From Armidale P.P. Board re diseases in stock, advocating the establishment of veterinary bureaus throughout New England and other districts of New South Wales. The board considered that the severe losses of sheep in that district during the last two seasons presented the urgent need for the Government establishment of such bureaus.—No action.

Finance.

The bank showed a credit balance of £1004/2/2.

Stock Inspector's Report.

Inspector Wilks Reported :—Pastures— Fair to good, but somewhat backward for September, considering the past few months' rainfall. Water Supply and General Health of Stock—Good. Footrot in Sheep—More prevalent than in previous years; fairly-active measures taken (paring and dressing with medicaments) with very good results. A pleuro outbreak has occurred on one holding among cattle introduced from an adjacent district. All cattle on the holding have been innoculated and isolated, and are being kept under the usual quarantine restrictions. T.S. and C. reserves are in fair to good order, trespass nominal, but constant attention has to be given to combat same, especially the local stock, which more particularly occurs about this time of year. Young rabbits are getting numerous, and it will be necessary for some steps to be taken if the reserves are to be kept free from the pest. Sheep Tick and Louse—The latter are more in evidence lately than they should be, although not sufficiently numerous on individual mobs of sheep to warrant my taking the drastic measures the present regulations allow. There cannot be any doubt but that the parasite is becoming more prevalent among our flocks. Dipping of Sheep—in view of the increase of sheep louse among our flocks I recommend that the board consider and discuss the matter of taking action towards getting dipping made compulsory by law. Undoubtedly sheep louse is increasing and spreading, and my experience teaches me that by no other means, however drastic, will the evil be got rid of. I further say, however long the matter be delayed, compulsory dipping in the future (and that no distant) will become law and the sooner it does the greater the benefit to our national wealth.

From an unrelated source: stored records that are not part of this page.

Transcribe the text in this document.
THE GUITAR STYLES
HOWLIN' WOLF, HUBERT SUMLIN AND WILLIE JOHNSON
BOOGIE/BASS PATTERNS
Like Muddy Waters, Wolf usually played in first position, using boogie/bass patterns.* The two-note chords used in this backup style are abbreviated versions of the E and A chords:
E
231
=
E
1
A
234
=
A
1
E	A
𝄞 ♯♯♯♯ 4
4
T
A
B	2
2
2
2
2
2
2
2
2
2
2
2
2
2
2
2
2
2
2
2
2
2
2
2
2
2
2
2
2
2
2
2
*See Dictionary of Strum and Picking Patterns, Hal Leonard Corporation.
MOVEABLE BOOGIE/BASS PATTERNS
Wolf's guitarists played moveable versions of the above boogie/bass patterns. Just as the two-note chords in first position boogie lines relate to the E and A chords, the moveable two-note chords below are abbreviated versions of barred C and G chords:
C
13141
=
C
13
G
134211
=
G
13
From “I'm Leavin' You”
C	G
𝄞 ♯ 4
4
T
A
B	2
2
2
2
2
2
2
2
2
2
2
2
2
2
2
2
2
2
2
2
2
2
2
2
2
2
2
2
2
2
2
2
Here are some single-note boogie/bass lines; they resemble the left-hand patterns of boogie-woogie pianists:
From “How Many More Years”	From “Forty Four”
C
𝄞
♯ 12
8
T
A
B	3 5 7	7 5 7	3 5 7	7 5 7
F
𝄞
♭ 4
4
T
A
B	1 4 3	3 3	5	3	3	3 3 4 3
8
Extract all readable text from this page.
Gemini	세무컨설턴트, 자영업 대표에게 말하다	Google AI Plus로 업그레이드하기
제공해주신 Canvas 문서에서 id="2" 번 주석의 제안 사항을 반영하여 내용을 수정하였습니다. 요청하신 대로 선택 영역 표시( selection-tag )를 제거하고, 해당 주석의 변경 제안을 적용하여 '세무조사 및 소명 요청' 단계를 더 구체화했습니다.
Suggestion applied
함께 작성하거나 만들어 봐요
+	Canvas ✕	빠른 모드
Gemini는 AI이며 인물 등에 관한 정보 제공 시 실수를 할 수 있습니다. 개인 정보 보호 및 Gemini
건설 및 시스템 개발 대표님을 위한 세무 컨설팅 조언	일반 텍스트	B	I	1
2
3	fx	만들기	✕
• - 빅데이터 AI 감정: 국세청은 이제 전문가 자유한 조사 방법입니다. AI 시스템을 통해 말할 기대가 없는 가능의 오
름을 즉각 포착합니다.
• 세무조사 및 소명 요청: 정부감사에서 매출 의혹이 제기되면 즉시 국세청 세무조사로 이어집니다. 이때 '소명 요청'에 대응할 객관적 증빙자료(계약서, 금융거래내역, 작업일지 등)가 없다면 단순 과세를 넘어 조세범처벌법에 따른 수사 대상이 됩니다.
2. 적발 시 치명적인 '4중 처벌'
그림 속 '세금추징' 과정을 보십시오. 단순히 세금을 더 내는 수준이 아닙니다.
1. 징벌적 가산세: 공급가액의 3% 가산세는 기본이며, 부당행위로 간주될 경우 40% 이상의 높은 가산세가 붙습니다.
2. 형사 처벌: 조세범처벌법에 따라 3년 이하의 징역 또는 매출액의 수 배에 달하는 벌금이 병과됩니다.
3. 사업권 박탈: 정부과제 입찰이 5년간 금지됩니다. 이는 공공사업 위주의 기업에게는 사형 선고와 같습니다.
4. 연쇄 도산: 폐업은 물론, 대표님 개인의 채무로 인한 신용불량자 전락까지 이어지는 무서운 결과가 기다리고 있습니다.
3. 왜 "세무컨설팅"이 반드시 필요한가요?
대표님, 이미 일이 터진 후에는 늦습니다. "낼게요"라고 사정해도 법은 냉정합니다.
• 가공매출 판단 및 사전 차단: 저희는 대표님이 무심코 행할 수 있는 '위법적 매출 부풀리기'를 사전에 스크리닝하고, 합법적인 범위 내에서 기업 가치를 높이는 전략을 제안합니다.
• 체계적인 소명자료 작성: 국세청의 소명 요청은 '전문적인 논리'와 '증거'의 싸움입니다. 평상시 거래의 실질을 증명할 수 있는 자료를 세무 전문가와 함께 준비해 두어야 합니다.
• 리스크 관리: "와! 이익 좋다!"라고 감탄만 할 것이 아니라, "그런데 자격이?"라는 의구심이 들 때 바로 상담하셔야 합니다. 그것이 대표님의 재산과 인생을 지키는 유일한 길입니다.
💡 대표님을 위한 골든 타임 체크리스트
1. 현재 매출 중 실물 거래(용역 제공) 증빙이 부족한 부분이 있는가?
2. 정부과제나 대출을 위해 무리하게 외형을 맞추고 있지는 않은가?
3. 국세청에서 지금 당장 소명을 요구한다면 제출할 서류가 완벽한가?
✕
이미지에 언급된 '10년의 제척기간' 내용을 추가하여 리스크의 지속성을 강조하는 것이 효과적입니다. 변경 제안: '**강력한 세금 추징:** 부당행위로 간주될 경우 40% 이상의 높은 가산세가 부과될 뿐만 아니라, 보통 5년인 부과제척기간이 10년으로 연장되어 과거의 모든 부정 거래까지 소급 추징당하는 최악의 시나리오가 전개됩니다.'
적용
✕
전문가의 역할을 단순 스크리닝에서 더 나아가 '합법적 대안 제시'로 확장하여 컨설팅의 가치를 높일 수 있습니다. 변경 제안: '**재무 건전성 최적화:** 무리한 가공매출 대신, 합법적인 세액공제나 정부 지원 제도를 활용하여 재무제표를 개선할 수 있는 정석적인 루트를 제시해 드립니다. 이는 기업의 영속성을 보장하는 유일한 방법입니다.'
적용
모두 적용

The chairman said the suggestion in the report re compulsory dipping was most important.

The inspector (Mr. Wilks) said lice were on the increase throughout the State generally. He had reliable information to the effect that birds added to the spread of lice. He believed that the large mobs of starlings were largely responsible for them.

Mr. Smithenbecker said he was strongly in favour of compulsory dipping. He moved that the report be adopted, and that the chief inspector be communicated with, with a view to having the inspector's suggestions placed before the Minister. Seconded by Mr. George, and carried.

Mr. Smithenbecker moved that the Albury Municipal Council be asked to erect a dip at the Albury sale yards. Seconded by Mr. Lindner, and carried.

Rabbit Inspector's Report.

Inspector Plunkett reported that since last board meeting it had been necessary for him to give notice to various landowners to take steps to destroy rabbits at Bungowannah, Culcairn, Gerogery, Wallandool. He also reported a large increase in the numbers of rabbits on several holdings, and on very many of the travelling stock and camping reserves. This was owing to the favourable breeding season, as large numbers of kittens were to be seen both on the holdings and reserves. Notice to destroy had been served on the owners and occupiers of holdings, and some action would have to be taken in regard to the reserves. Since last meeting he had visited C. and T. S. 2011, parish of Albury, and seized for impounding nine head of horses belonging to the Albury common.

The reports were adopted.

General.

Leave of absence was granted to the secretary for three weeks. The chairman remarked that Mr. Roxburgh had not had a holiday for three years.